Key exam point: citing a source excuses none of the above if quotation marks are missing where words are copied — ideas need citation; exact words need citation plus quotation marks.

13.3 Quoting, Paraphrasing, Summarising

TechniqueWhen to UseRequirement
QuotingWording itself is significant (definitions, striking phrases)Exact words, quotation marks, citation with page
ParaphrasingYou need the full idea in your flowCompletely new structure and words, same meaning, citation
SummarisingYou need only the gist of pagesCondensed core, citation

Legitimate Paraphrase: A Demonstration

Source sentence: "Habitual multitasking during study fragments attention and measurably reduces retention of complex material."

Plagiarising paraphrase (mosaic): "Habitual multitasking while studying fragments focus and measurably lowers retention of difficult material." (structure and phrasing preserved — this is plagiarism even with a citation)

Legitimate paraphrase: "Students who routinely split their attention between studying and other tasks remember less, particularly when the material is complex (Verma, 2022)." (new sentence architecture, new wording, idea credited)

Method: read the passage, close the book, write the idea from memory for a different reader, then check accuracy and cite.

13.4 Citation Basics: APA vs MLA

The two systems most often taught:

AspectAPA (7th ed.)MLA (9th ed.)
DisciplineSocial sciences, technologyHumanities, literature
In-text(Sharma, 2023, p. 45) — author, year(Sharma 45) — author, page
List titleReferencesWorks Cited
EmphasisCurrency of research (year up front)The text itself (pages up front)

Book — APA: Sharma, R. (2023). Digital rhetoric in India. Orient Press. Book — MLA: Sharma, Rahul. Digital Rhetoric in India. Orient Press, 2023.

Journal article — APA: Verma, K. (2022). Multitasking and memory. Journal of Learning, 14(2), 40–58. Journal article — MLA: Verma, Kavita. "Multitasking and Memory." Journal of Learning, vol. 14, no. 2, 2022, pp. 40–58.

Web page — APA: Rao, P. (2024, March 5). Understanding citation styles. StudyHub. URL Web page — MLA: Rao, Priya. "Understanding Citation Styles." StudyHub, 5 Mar. 2024, URL.

Whatever the style: every in-text citation must match one entry in the final list, and vice versa.

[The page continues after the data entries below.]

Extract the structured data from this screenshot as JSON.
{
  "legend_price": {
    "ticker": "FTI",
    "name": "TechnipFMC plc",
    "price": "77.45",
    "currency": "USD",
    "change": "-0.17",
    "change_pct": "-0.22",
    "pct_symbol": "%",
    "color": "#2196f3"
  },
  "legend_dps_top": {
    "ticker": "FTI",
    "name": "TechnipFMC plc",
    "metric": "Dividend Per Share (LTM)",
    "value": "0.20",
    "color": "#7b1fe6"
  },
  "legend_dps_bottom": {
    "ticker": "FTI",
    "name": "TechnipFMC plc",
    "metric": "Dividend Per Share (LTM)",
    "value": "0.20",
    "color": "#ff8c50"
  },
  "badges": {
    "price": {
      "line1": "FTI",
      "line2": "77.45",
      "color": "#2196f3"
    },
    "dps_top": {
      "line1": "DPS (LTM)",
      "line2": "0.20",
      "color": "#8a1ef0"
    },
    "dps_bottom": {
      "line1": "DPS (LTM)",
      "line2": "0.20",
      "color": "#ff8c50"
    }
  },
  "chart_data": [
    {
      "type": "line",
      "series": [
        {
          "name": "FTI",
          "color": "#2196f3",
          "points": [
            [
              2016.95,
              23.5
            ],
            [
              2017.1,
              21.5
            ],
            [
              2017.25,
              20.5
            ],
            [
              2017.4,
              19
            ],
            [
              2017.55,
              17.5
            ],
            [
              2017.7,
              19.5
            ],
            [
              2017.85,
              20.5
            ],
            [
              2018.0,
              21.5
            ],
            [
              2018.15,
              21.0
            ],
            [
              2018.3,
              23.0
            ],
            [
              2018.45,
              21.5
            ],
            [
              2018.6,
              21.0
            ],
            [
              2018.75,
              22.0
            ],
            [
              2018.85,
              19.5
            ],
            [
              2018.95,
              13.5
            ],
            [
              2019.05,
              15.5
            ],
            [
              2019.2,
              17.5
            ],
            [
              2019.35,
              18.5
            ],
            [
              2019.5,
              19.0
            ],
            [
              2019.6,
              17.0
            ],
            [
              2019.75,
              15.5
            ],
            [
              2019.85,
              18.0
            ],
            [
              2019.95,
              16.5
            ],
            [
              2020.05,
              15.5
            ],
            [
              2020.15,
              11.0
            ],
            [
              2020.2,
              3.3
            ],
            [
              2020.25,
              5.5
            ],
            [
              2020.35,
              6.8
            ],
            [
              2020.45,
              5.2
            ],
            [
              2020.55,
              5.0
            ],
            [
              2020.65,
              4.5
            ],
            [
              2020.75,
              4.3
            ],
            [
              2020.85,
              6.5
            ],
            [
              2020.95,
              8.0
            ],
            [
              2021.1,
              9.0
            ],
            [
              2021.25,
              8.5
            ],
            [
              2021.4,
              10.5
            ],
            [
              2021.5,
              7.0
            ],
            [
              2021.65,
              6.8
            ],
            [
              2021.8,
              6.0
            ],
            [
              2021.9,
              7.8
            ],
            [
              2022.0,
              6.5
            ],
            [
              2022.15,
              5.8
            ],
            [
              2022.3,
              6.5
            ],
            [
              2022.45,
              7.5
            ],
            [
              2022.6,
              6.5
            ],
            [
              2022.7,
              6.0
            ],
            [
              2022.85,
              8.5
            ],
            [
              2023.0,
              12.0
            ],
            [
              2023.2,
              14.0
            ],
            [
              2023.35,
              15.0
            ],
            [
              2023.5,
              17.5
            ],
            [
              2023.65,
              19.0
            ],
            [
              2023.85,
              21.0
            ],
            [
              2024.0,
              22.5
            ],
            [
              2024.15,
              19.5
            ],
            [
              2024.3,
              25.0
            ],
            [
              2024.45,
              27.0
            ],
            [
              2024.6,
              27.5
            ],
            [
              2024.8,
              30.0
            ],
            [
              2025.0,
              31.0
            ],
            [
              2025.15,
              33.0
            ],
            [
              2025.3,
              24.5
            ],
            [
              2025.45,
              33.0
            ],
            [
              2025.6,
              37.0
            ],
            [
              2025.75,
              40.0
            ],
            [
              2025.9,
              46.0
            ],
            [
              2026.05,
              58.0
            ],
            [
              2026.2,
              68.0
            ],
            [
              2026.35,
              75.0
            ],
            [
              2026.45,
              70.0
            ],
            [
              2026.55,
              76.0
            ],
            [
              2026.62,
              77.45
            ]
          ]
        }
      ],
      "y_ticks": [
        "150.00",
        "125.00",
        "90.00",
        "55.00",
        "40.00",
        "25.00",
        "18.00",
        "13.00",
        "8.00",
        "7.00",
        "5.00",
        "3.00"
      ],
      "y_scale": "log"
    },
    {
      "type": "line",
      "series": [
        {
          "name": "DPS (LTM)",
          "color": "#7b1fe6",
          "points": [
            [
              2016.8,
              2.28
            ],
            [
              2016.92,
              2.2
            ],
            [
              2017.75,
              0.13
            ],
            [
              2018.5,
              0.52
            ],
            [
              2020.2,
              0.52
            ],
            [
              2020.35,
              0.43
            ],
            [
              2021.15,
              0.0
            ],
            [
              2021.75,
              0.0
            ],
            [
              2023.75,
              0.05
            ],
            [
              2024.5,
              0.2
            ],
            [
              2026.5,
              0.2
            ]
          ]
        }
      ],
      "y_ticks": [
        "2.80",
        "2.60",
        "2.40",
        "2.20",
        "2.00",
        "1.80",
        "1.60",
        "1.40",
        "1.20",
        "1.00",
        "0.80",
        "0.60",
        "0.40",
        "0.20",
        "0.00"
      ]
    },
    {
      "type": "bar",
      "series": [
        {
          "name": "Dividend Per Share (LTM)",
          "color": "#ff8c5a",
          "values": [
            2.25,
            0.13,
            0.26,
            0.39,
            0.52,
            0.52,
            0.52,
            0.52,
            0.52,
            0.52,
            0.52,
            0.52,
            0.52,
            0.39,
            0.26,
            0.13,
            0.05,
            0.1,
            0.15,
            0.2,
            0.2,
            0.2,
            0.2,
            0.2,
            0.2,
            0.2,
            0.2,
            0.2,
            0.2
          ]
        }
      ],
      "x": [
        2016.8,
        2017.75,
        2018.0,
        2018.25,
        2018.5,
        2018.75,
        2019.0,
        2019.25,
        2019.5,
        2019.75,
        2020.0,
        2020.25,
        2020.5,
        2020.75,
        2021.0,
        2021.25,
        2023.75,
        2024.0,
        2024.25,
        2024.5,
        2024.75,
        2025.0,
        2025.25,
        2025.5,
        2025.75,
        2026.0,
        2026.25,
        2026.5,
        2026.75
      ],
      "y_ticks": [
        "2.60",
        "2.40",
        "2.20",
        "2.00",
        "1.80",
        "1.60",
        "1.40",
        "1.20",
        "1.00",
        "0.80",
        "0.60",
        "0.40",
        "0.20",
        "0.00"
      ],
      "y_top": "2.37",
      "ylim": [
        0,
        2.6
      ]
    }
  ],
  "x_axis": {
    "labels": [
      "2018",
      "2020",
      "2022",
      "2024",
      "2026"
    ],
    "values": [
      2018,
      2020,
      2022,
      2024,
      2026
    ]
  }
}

13.5 Academic Integrity in Practice

  1. Take citation-ready notes: record author, year, page while reading; mark copied phrases with quotation marks in your notes.
  2. Quote sparingly — a paper that is 40% quotation demonstrates collection, not thinking.
  3. Common knowledge (facts in any textbook — "Delhi is India's capital") needs no citation; a specific researcher's finding always does. When unsure, cite.
  4. Declare tools and help where your institution requires it, including AI assistance; undeclared assistance is treated as misconduct in most modern policies.
  5. Run your own integrity check: could you show, for every paragraph, which ideas are yours and where the rest came from? That question is the whole discipline.

🎯 Exam Focus

  1. List any five features of academic writing with examples.
  2. Define plagiarism and explain four of its types, including mosaic plagiarism and self-plagiarism.
  3. "Ideas need citation; exact words need citation plus quotation marks." Explain with an example.
  4. Distinguish quoting, paraphrasing, and summarising. Demonstrate a legitimate paraphrase of a given sentence.
  5. Compare APA and MLA in-text citation formats, and write the APA and MLA reference entries for any one book.
  6. What is meant by common knowledge in citation practice? Give two examples of facts that need no citation and two claims that do.